Essa é uma pergunta com dois sentidos, via de regra há sempre mais de um sentido nas cousas. Isso explica ou justifica ser a comunicação um mistério. Ela precisa mais do que palavras e de uma gramática comum, ela precisa de um certo paladar, de gostos e sabores invadindo a língua e a pele. Precisa de café, vinho, música, silêncios, precisa de discussões incômodas e risadas, desconfortos e acolhimento e repetição, muita repetição, e de experiências compartilhadas. Aí, talvez, apenas talvez, em algum ponto perdido nesse emaranhado de sensações haja alguma convergência de percepções e laços se formem. Fora disso creio apenas inventarmos a realidade, o que torna, todo mundo em alguma medida, um escritor-roteirista da própria vida. 

Perguntar o que faz um escritor também é querer saber seus hábitos, o que come, como se veste, como vive. Eu acho sempre mais reveladoras as entrelinhas do que as biografias chapa branca de Wikipedia e os intermináveis elogios de uma horda de fãs.  

O que faz um escritor também é sobre o que o torna ator na sua arte. Essa, de costurar imagens-palavras e criar sentidos e mundos ou, apenas, tentar dar conta de si mesmo.

Annie Ernaux, Nobel de literatura de 2022, disse ao final do seu livro O acontecimento que as coisas acontecem com ela para ela as contar. E que o verdadeiro objetivo da sua vida é que o seu corpo, suas sensações e seus pensamentos se tornem escrita.

“Isto é algo inteligível e geral, minha experiência completamente dissolvida na cabeça e na vida dos outros”. 

Quando li isso, imaginei qual seria o seu chá preferido e o que o ela gosta de comer quando senta em alguma cafeteria nos arredores de sua casa na França. A fala de Annie também me levou, para além do chá, ao termo “escrevivências” de Conceição Evaristo. Tão distantes, tão próximas as duas.

Alguns escritores se definem fingidores, eu gosto também da ideia de serem gatunos, de furtar mesmo, frases e histórias dos outros e de si próprios e reinventar tudo, mentir, portanto, consciente ou inconscientemente.
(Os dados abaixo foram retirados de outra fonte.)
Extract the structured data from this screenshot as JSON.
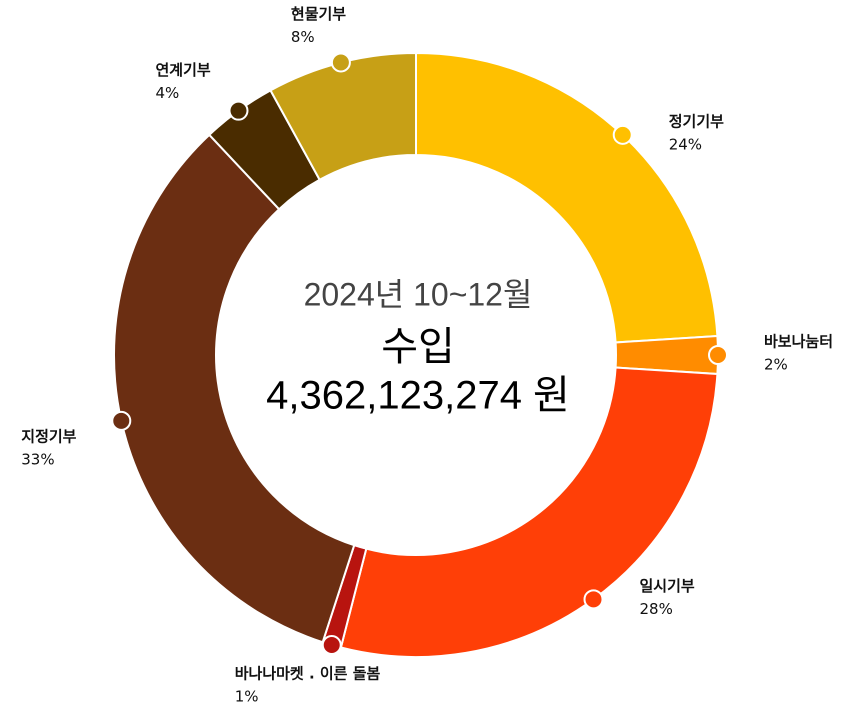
{
  "chart_data": {
    "type": "pie",
    "title": "2024년 10~12월",
    "subtitle": "수입",
    "total": "4,362,123,274 원",
    "categories": [
      "정기기부",
      "바보나눔터",
      "일시기부",
      "바나나마켓 . 이른 돌봄",
      "지정기부",
      "연계기부",
      "현물기부"
    ],
    "values": [
      24,
      2,
      28,
      1,
      33,
      4,
      8
    ],
    "value_labels": [
      "24%",
      "2%",
      "28%",
      "1%",
      "33%",
      "4%",
      "8%"
    ],
    "colors": [
      "#ffc000",
      "#ff8c00",
      "#ff3f07",
      "#b8140f",
      "#6b2e12",
      "#4a2c00",
      "#c7a016"
    ]
  }
}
Conversando com Rafael Gallo, último prêmio Saramago, foi interessante perceber o quanto há este corpo que oferta estórias. O seu manuscrito premiado, agora livro Dor fantasma, já disponível no Brasil, tem algo da suas próprias sensações e dores. Ele sabe disso e fala. O escritor, antes com sonhos de músico profissional, teve que fazer escolhas e se tornou servidor público. Nesse ato de amputar um desejo lhe nasce um livro. Um texto negado por diversas editoras, mesmo sendo ele autor de Rebentar, de 2015, romance vencedor do Prêmio São Paulo, e de Réveillon e outros dias, de 2012, livro de contos vencedor do Prêmio Sesc. Parece não bastar ter prêmios para se tornar um escritor ou um artista seja onde for, tampouco para ser publicado. A mim Gallo encantou ao fazer reverência a seus afetos, trazendo as importâncias que lhe acompanham nos seus processos, como a namorada e a música. Cantou e tocou improvisado na live que fizemos juntos, aceita por ele logo após o prêmio, num gesto muito gentil. 
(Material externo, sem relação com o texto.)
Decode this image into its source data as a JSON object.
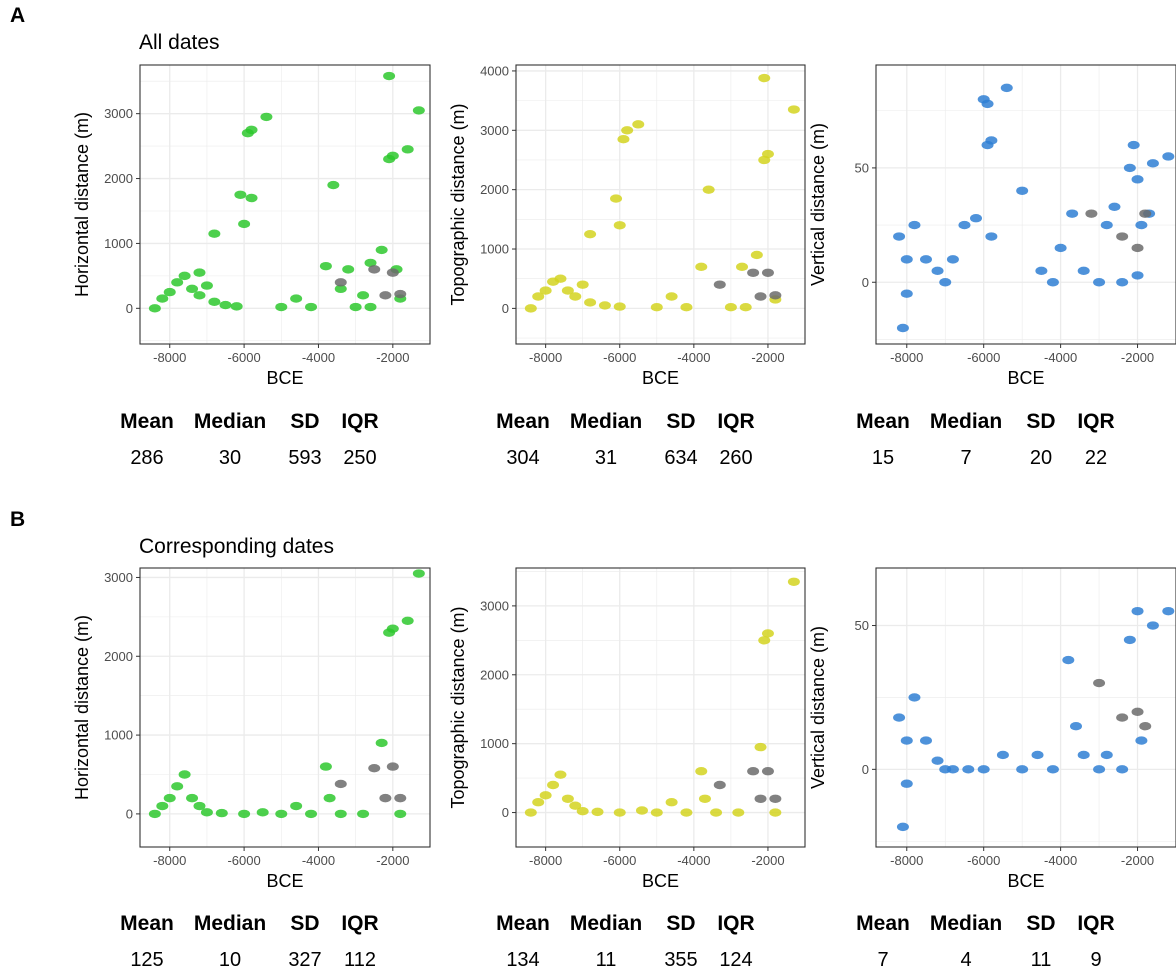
{
  "panels": [
    {
      "letter": "A",
      "title": "All dates"
    },
    {
      "letter": "B",
      "title": "Corresponding dates"
    }
  ],
  "stat_headers": [
    "Mean",
    "Median",
    "SD",
    "IQR"
  ],
  "colors": {
    "horizontal": "#2ec82e",
    "topographic": "#d4d420",
    "vertical": "#2f7fd3",
    "secondary": "#6b6b6b",
    "grid": "#ebebeb",
    "frame": "#333333"
  },
  "chart_data": [
    {
      "type": "scatter",
      "panel": "A",
      "title": "",
      "xlabel": "BCE",
      "ylabel": "Horizontal distance (m)",
      "xlim": [
        -8800,
        -1000
      ],
      "ylim": [
        -550,
        3750
      ],
      "xticks": [
        -8000,
        -6000,
        -4000,
        -2000
      ],
      "yticks": [
        0,
        1000,
        2000,
        3000
      ],
      "color": "#2ec82e",
      "stats": {
        "Mean": "286",
        "Median": "30",
        "SD": "593",
        "IQR": "250"
      },
      "series": [
        {
          "values": [
            [
              -8400,
              0
            ],
            [
              -8200,
              150
            ],
            [
              -8000,
              250
            ],
            [
              -7800,
              400
            ],
            [
              -7600,
              500
            ],
            [
              -7400,
              300
            ],
            [
              -7200,
              200
            ],
            [
              -7000,
              350
            ],
            [
              -6800,
              100
            ],
            [
              -6500,
              50
            ],
            [
              -6200,
              30
            ],
            [
              -5900,
              2700
            ],
            [
              -5800,
              2750
            ],
            [
              -6100,
              1750
            ],
            [
              -6000,
              1300
            ],
            [
              -5800,
              1700
            ],
            [
              -5400,
              2950
            ],
            [
              -5000,
              20
            ],
            [
              -4600,
              150
            ],
            [
              -4200,
              20
            ],
            [
              -3800,
              650
            ],
            [
              -3600,
              1900
            ],
            [
              -3400,
              300
            ],
            [
              -3000,
              20
            ],
            [
              -2800,
              200
            ],
            [
              -2600,
              700
            ],
            [
              -2300,
              900
            ],
            [
              -2100,
              3580
            ],
            [
              -2100,
              2300
            ],
            [
              -2000,
              2350
            ],
            [
              -1900,
              600
            ],
            [
              -1800,
              150
            ],
            [
              -1600,
              2450
            ],
            [
              -1300,
              3050
            ],
            [
              -2600,
              20
            ],
            [
              -3200,
              600
            ],
            [
              -7200,
              550
            ],
            [
              -6800,
              1150
            ]
          ]
        },
        {
          "values": [
            [
              -3400,
              400
            ],
            [
              -2500,
              600
            ],
            [
              -2000,
              550
            ],
            [
              -2200,
              200
            ],
            [
              -1800,
              220
            ]
          ]
        }
      ]
    },
    {
      "type": "scatter",
      "panel": "A",
      "title": "",
      "xlabel": "BCE",
      "ylabel": "Topographic distance (m)",
      "xlim": [
        -8800,
        -1000
      ],
      "ylim": [
        -600,
        4100
      ],
      "xticks": [
        -8000,
        -6000,
        -4000,
        -2000
      ],
      "yticks": [
        0,
        1000,
        2000,
        3000,
        4000
      ],
      "color": "#d4d420",
      "stats": {
        "Mean": "304",
        "Median": "31",
        "SD": "634",
        "IQR": "260"
      },
      "series": [
        {
          "values": [
            [
              -8400,
              0
            ],
            [
              -8200,
              200
            ],
            [
              -8000,
              300
            ],
            [
              -7800,
              450
            ],
            [
              -7600,
              500
            ],
            [
              -7400,
              300
            ],
            [
              -7200,
              200
            ],
            [
              -7000,
              400
            ],
            [
              -6800,
              100
            ],
            [
              -6400,
              50
            ],
            [
              -6000,
              30
            ],
            [
              -5900,
              2850
            ],
            [
              -5800,
              3000
            ],
            [
              -6100,
              1850
            ],
            [
              -6000,
              1400
            ],
            [
              -5500,
              3100
            ],
            [
              -5000,
              20
            ],
            [
              -4600,
              200
            ],
            [
              -4200,
              20
            ],
            [
              -3800,
              700
            ],
            [
              -3600,
              2000
            ],
            [
              -3000,
              20
            ],
            [
              -2700,
              700
            ],
            [
              -2300,
              900
            ],
            [
              -2100,
              3880
            ],
            [
              -2100,
              2500
            ],
            [
              -2000,
              2600
            ],
            [
              -1800,
              150
            ],
            [
              -1300,
              3350
            ],
            [
              -2600,
              20
            ],
            [
              -6800,
              1250
            ]
          ]
        },
        {
          "values": [
            [
              -3300,
              400
            ],
            [
              -2400,
              600
            ],
            [
              -2000,
              600
            ],
            [
              -2200,
              200
            ],
            [
              -1800,
              220
            ]
          ]
        }
      ]
    },
    {
      "type": "scatter",
      "panel": "A",
      "title": "",
      "xlabel": "BCE",
      "ylabel": "Vertical distance (m)",
      "xlim": [
        -8800,
        -1000
      ],
      "ylim": [
        -27,
        95
      ],
      "xticks": [
        -8000,
        -6000,
        -4000,
        -2000
      ],
      "yticks": [
        0,
        50
      ],
      "color": "#2f7fd3",
      "stats": {
        "Mean": "15",
        "Median": "7",
        "SD": "20",
        "IQR": "22"
      },
      "series": [
        {
          "values": [
            [
              -8100,
              -20
            ],
            [
              -8000,
              -5
            ],
            [
              -8000,
              10
            ],
            [
              -8200,
              20
            ],
            [
              -7800,
              25
            ],
            [
              -7500,
              10
            ],
            [
              -7200,
              5
            ],
            [
              -7000,
              0
            ],
            [
              -6800,
              10
            ],
            [
              -6500,
              25
            ],
            [
              -6200,
              28
            ],
            [
              -6000,
              80
            ],
            [
              -5900,
              78
            ],
            [
              -5900,
              60
            ],
            [
              -5800,
              62
            ],
            [
              -5800,
              20
            ],
            [
              -5000,
              40
            ],
            [
              -4500,
              5
            ],
            [
              -4200,
              0
            ],
            [
              -4000,
              15
            ],
            [
              -3700,
              30
            ],
            [
              -3400,
              5
            ],
            [
              -3000,
              0
            ],
            [
              -2800,
              25
            ],
            [
              -2600,
              33
            ],
            [
              -2200,
              50
            ],
            [
              -2100,
              60
            ],
            [
              -2000,
              45
            ],
            [
              -1900,
              25
            ],
            [
              -1700,
              30
            ],
            [
              -1600,
              52
            ],
            [
              -1200,
              55
            ],
            [
              -2400,
              0
            ],
            [
              -2000,
              3
            ],
            [
              -5400,
              85
            ]
          ]
        },
        {
          "values": [
            [
              -3200,
              30
            ],
            [
              -2400,
              20
            ],
            [
              -2000,
              15
            ],
            [
              -1800,
              30
            ]
          ]
        }
      ]
    },
    {
      "type": "scatter",
      "panel": "B",
      "title": "",
      "xlabel": "BCE",
      "ylabel": "Horizontal distance (m)",
      "xlim": [
        -8800,
        -1000
      ],
      "ylim": [
        -420,
        3120
      ],
      "xticks": [
        -8000,
        -6000,
        -4000,
        -2000
      ],
      "yticks": [
        0,
        1000,
        2000,
        3000
      ],
      "color": "#2ec82e",
      "stats": {
        "Mean": "125",
        "Median": "10",
        "SD": "327",
        "IQR": "112"
      },
      "series": [
        {
          "values": [
            [
              -8400,
              0
            ],
            [
              -8200,
              100
            ],
            [
              -8000,
              200
            ],
            [
              -7800,
              350
            ],
            [
              -7600,
              500
            ],
            [
              -7400,
              200
            ],
            [
              -7200,
              100
            ],
            [
              -7000,
              20
            ],
            [
              -6600,
              10
            ],
            [
              -6000,
              0
            ],
            [
              -5500,
              20
            ],
            [
              -5000,
              0
            ],
            [
              -4600,
              100
            ],
            [
              -4200,
              0
            ],
            [
              -3800,
              600
            ],
            [
              -3700,
              200
            ],
            [
              -3400,
              0
            ],
            [
              -2800,
              0
            ],
            [
              -2300,
              900
            ],
            [
              -2100,
              2300
            ],
            [
              -2000,
              2350
            ],
            [
              -1800,
              0
            ],
            [
              -1600,
              2450
            ],
            [
              -1300,
              3050
            ]
          ]
        },
        {
          "values": [
            [
              -3400,
              380
            ],
            [
              -2500,
              580
            ],
            [
              -2000,
              600
            ],
            [
              -2200,
              200
            ],
            [
              -1800,
              200
            ]
          ]
        }
      ]
    },
    {
      "type": "scatter",
      "panel": "B",
      "title": "",
      "xlabel": "BCE",
      "ylabel": "Topographic distance (m)",
      "xlim": [
        -8800,
        -1000
      ],
      "ylim": [
        -500,
        3550
      ],
      "xticks": [
        -8000,
        -6000,
        -4000,
        -2000
      ],
      "yticks": [
        0,
        1000,
        2000,
        3000
      ],
      "color": "#d4d420",
      "stats": {
        "Mean": "134",
        "Median": "11",
        "SD": "355",
        "IQR": "124"
      },
      "series": [
        {
          "values": [
            [
              -8400,
              0
            ],
            [
              -8200,
              150
            ],
            [
              -8000,
              250
            ],
            [
              -7800,
              400
            ],
            [
              -7600,
              550
            ],
            [
              -7400,
              200
            ],
            [
              -7200,
              100
            ],
            [
              -7000,
              20
            ],
            [
              -6600,
              10
            ],
            [
              -6000,
              0
            ],
            [
              -5400,
              30
            ],
            [
              -5000,
              0
            ],
            [
              -4600,
              150
            ],
            [
              -4200,
              0
            ],
            [
              -3800,
              600
            ],
            [
              -3700,
              200
            ],
            [
              -3400,
              0
            ],
            [
              -2800,
              0
            ],
            [
              -2200,
              950
            ],
            [
              -2100,
              2500
            ],
            [
              -2000,
              2600
            ],
            [
              -1800,
              0
            ],
            [
              -1300,
              3350
            ]
          ]
        },
        {
          "values": [
            [
              -3300,
              400
            ],
            [
              -2400,
              600
            ],
            [
              -2000,
              600
            ],
            [
              -2200,
              200
            ],
            [
              -1800,
              200
            ]
          ]
        }
      ]
    },
    {
      "type": "scatter",
      "panel": "B",
      "title": "",
      "xlabel": "BCE",
      "ylabel": "Vertical distance (m)",
      "xlim": [
        -8800,
        -1000
      ],
      "ylim": [
        -27,
        70
      ],
      "xticks": [
        -8000,
        -6000,
        -4000,
        -2000
      ],
      "yticks": [
        0,
        50
      ],
      "color": "#2f7fd3",
      "stats": {
        "Mean": "7",
        "Median": "4",
        "SD": "11",
        "IQR": "9"
      },
      "series": [
        {
          "values": [
            [
              -8100,
              -20
            ],
            [
              -8000,
              -5
            ],
            [
              -8000,
              10
            ],
            [
              -8200,
              18
            ],
            [
              -7800,
              25
            ],
            [
              -7500,
              10
            ],
            [
              -7200,
              3
            ],
            [
              -7000,
              0
            ],
            [
              -6800,
              0
            ],
            [
              -6400,
              0
            ],
            [
              -6000,
              0
            ],
            [
              -5500,
              5
            ],
            [
              -5000,
              0
            ],
            [
              -4600,
              5
            ],
            [
              -4200,
              0
            ],
            [
              -3800,
              38
            ],
            [
              -3600,
              15
            ],
            [
              -3400,
              5
            ],
            [
              -3000,
              0
            ],
            [
              -2800,
              5
            ],
            [
              -2400,
              0
            ],
            [
              -2200,
              45
            ],
            [
              -2000,
              55
            ],
            [
              -1900,
              10
            ],
            [
              -1600,
              50
            ],
            [
              -1200,
              55
            ]
          ]
        },
        {
          "values": [
            [
              -3000,
              30
            ],
            [
              -2400,
              18
            ],
            [
              -2000,
              20
            ],
            [
              -1800,
              15
            ]
          ]
        }
      ]
    }
  ]
}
Gallo foi premiado na edição que trouxe mudanças ao prêmio Saramago. Ao trocar emails com alguns responsáveis pelo prêmio (e aqui um agradecimento a atenção de Guilhermina Gomes, Presidente do Júri na edição de Gallo, e a ponte feita por Rui Coceiro), para entender a mudança de critérios, foi interessante perceber a coerência em aumentar a idade-limite fazendo jus à própria historia de Saramago, um escritor que começou a publicar tarde, sem financiamento para escrever, e cuja obra foi reconhecida depois dos 40 anos do autor.
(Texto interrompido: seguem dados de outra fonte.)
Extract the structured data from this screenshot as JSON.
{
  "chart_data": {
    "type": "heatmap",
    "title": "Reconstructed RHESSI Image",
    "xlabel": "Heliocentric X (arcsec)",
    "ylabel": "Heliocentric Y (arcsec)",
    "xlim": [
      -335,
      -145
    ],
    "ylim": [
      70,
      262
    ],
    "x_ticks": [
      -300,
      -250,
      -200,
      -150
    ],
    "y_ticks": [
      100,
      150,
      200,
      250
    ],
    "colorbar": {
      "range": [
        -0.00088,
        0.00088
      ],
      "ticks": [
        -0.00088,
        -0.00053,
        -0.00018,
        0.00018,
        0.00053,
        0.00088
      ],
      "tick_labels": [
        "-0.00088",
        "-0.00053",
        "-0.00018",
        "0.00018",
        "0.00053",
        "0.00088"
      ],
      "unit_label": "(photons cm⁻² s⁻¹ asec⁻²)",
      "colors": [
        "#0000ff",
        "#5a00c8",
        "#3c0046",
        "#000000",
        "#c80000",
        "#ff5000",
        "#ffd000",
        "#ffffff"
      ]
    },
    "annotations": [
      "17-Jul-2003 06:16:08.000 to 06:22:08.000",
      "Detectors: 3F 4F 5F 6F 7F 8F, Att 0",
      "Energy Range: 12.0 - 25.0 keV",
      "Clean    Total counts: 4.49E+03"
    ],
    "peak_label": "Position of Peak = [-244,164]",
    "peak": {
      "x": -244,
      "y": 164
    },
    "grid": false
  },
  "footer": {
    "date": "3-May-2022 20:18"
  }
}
Outra mudança importante foi o anonimato. Até então, premiavam livros já publicados. Talvez a escolha atual seja uma forma de garantir uma leitura mais isenta, tal qual a Iustitutia, a deusa romana da justiça, com seus olhos vendados. Digo isso porque Diké, a grega, os arregala com sua espada em punho. Mas sobre isso falaremos outro dia. 

No contexto de entender mais do prêmio Saramago, admito que ainda me perturba um questionamento: no mundo dos prêmios, se as bancas são majoritariamente de homens, não são elas mesmas os olhos de alguém? Fica a provocação. Será que haverá diferença nos próximos anos? Dos 12 prêmios Saramago até hoje concedidos, apenas dois foram para mulheres, ambas brasileiras, Adriana Lisboa, 2003, com Sinfonia em Branco, e Andrea Del Fuego, 2011, com o romance Os Malaquias. Das 20 edições de outro prêmio importante, o Oceanos, há apenas quatro primeiros lugares mulheres. 

Pensando nesta justiça de olhos vendados e no quanto as diferenças de gênero (e as outras tantas) colaboram para o quadro de formação de escritoras e da literatura, e o quanto a maternidade e exigências sociais e realidades diversas fazem as mulheres escreverem mais tarde, menos ou numa temporalidade singular, ou o quanto apenas algumas conseguem este feito, repito a pergunta: não seriam as bancas elas mesmas o gosto e os olhos de alguém? O anonimato basta sem um júri diversos (inclusive nas editoras)? Não há aí um paladar especifico, excelente sem sombra de dúvidas, mas específico? Levando, quase naturalmente, às editoras a publicarem mais homens e mais brancos…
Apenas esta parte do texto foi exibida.